Gavin Francis’s piece on functional disorders took me back sixty years to when I was a green house surgeon at Cook Hospital in Gisborne, New Zealand (LRB, 23 June). We had an elderly Māori patient who appeared to be dying from a mysterious abdominal illness. He had already undergone multiple investigations, including exploratory abdominal surgery, for a condition he told us had been caused by some malignant agent who had put a curse on him. It was clear that not only were our medical and surgical skills ineffective, they were making his condition worse, since he now had a large wound from the surgery.

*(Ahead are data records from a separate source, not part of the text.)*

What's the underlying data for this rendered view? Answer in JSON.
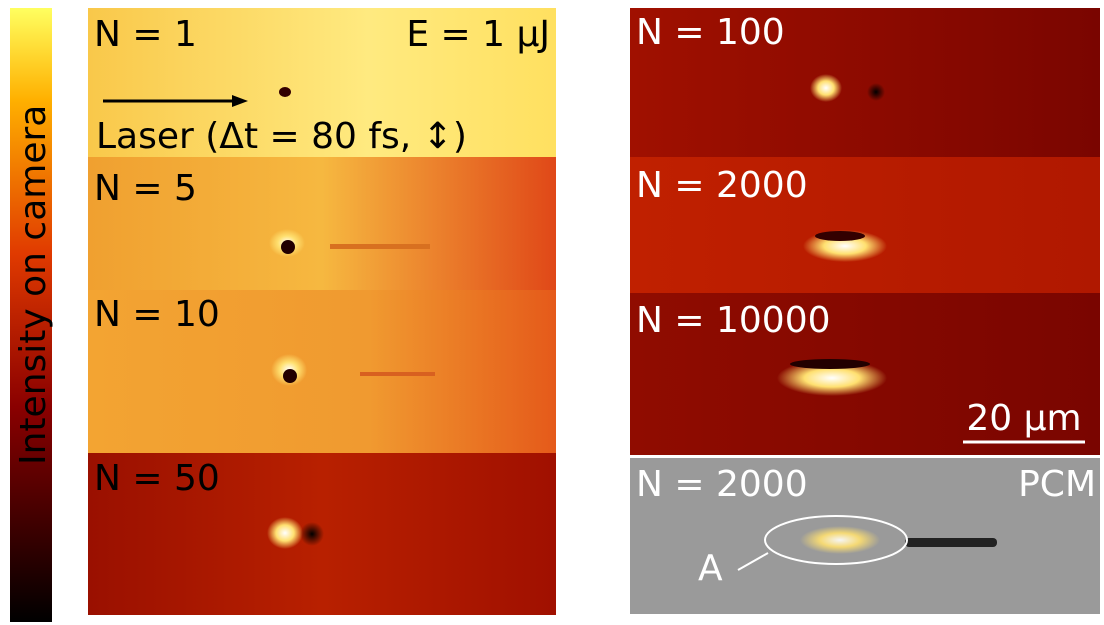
{
  "colorbar": {
    "label": "Intensity on camera"
  },
  "left_panels": [
    {
      "label": "N = 1",
      "energy": "E = 1 µJ",
      "laser": "Laser (Δt = 80 fs, ↕)"
    },
    {
      "label": "N = 5"
    },
    {
      "label": "N = 10"
    },
    {
      "label": "N = 50"
    }
  ],
  "right_panels": [
    {
      "label": "N = 100"
    },
    {
      "label": "N = 2000"
    },
    {
      "label": "N = 10000",
      "scale_bar": "20 µm"
    },
    {
      "label": "N = 2000",
      "mode": "PCM",
      "marker": "A"
    }
  ]
}
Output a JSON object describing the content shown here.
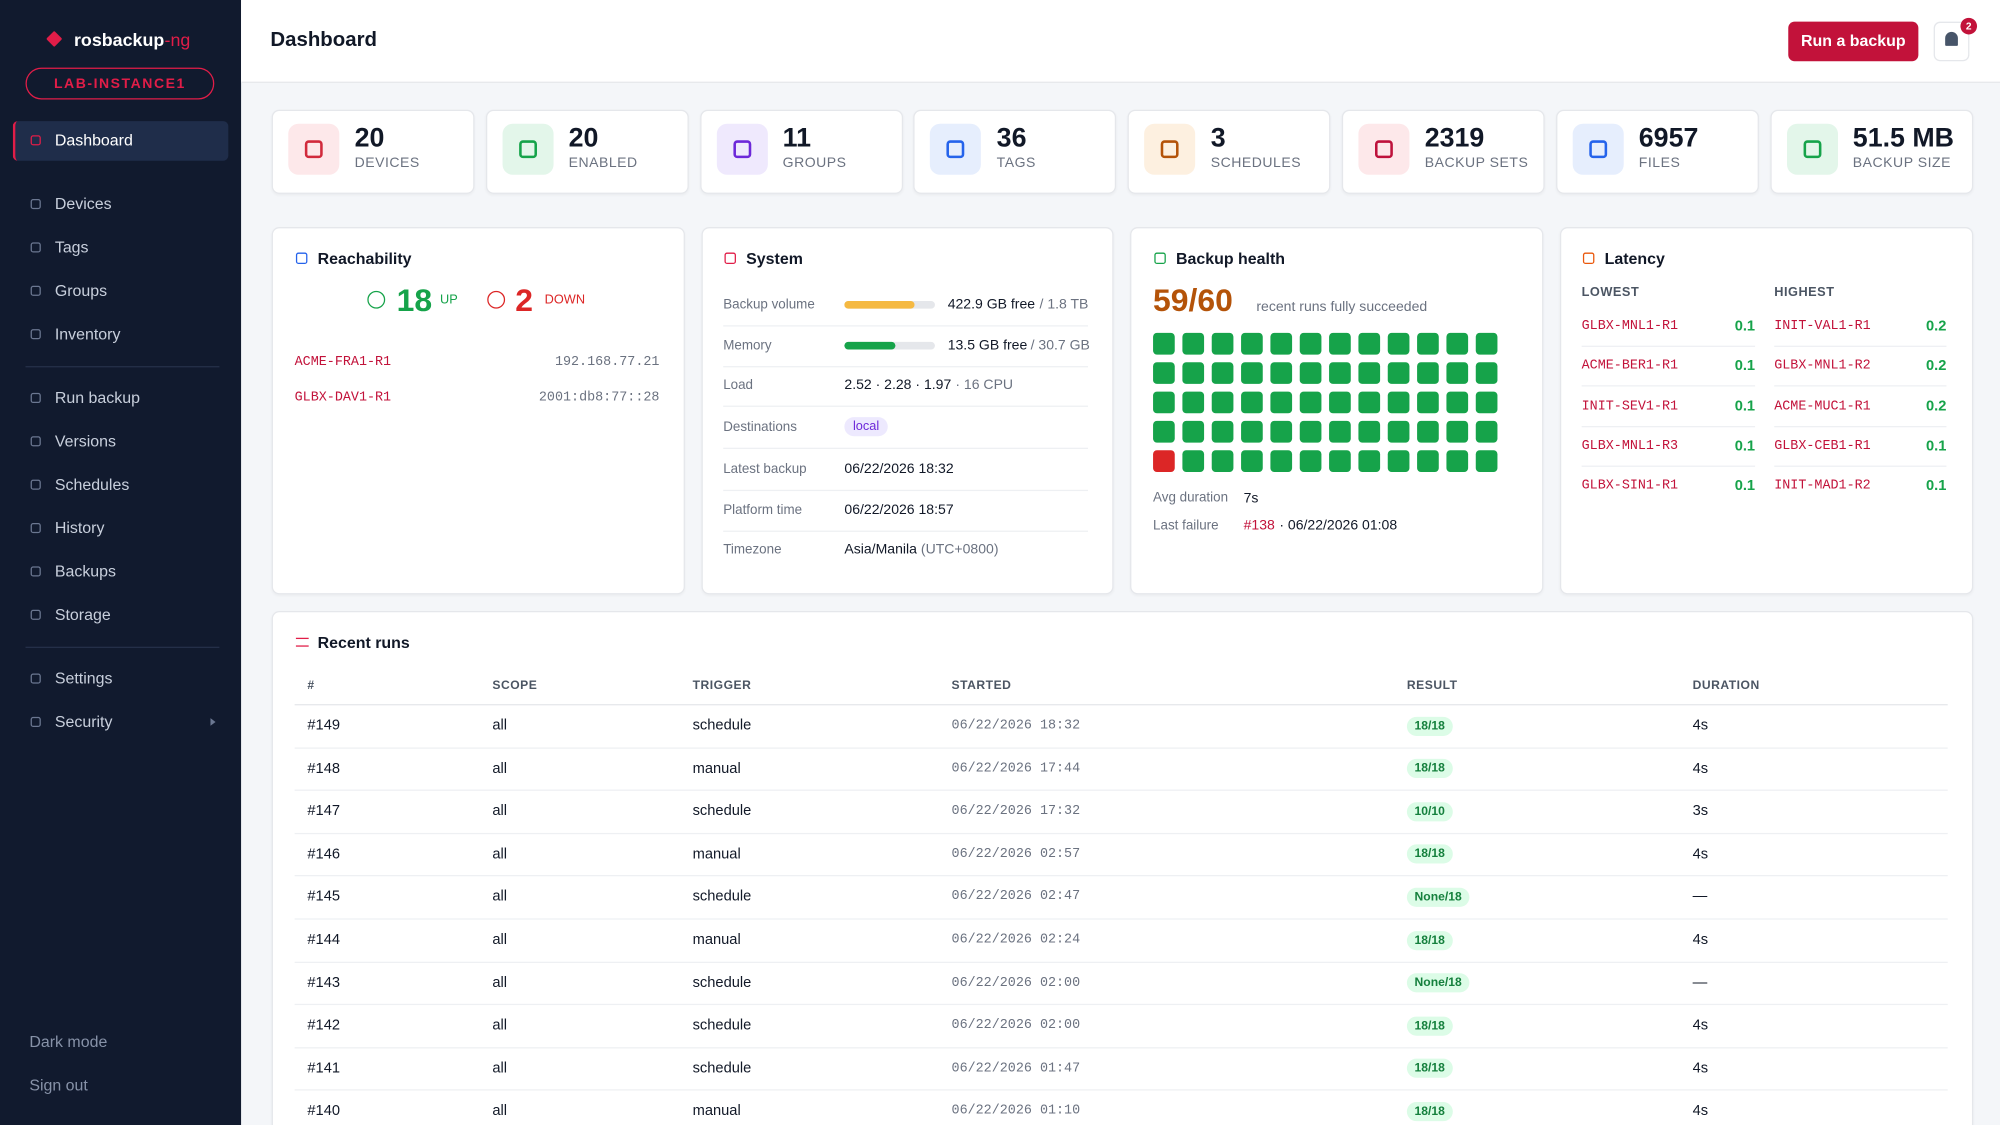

We consulted our visiting psychiatrist, Henry Bennett. He was New Zealand’s first Māori psychiatrist, and the son of an Anglican bishop in the Māori community. After taking a careful history, Bennett informed the patient that not only was he an important tohunga (healer) among the Māoris by virtue of his lineage, but was honoured also in the Pākehā (European) community as a member of the Royal College of Psychiatrists. On both counts, he said, he would be able to rid the patient of his affliction, which he proceeded to do by reciting in an impressive voice the first stanza of ‘Gaudeamus igitur’. The treatment was effective, I believe, because the patient felt understood and reassured. I went on to become a psychiatrist. I didn’t have the gravitas of Henry Bennett, but I certainly learned the importance of taking functional illness seriously and treating it as such.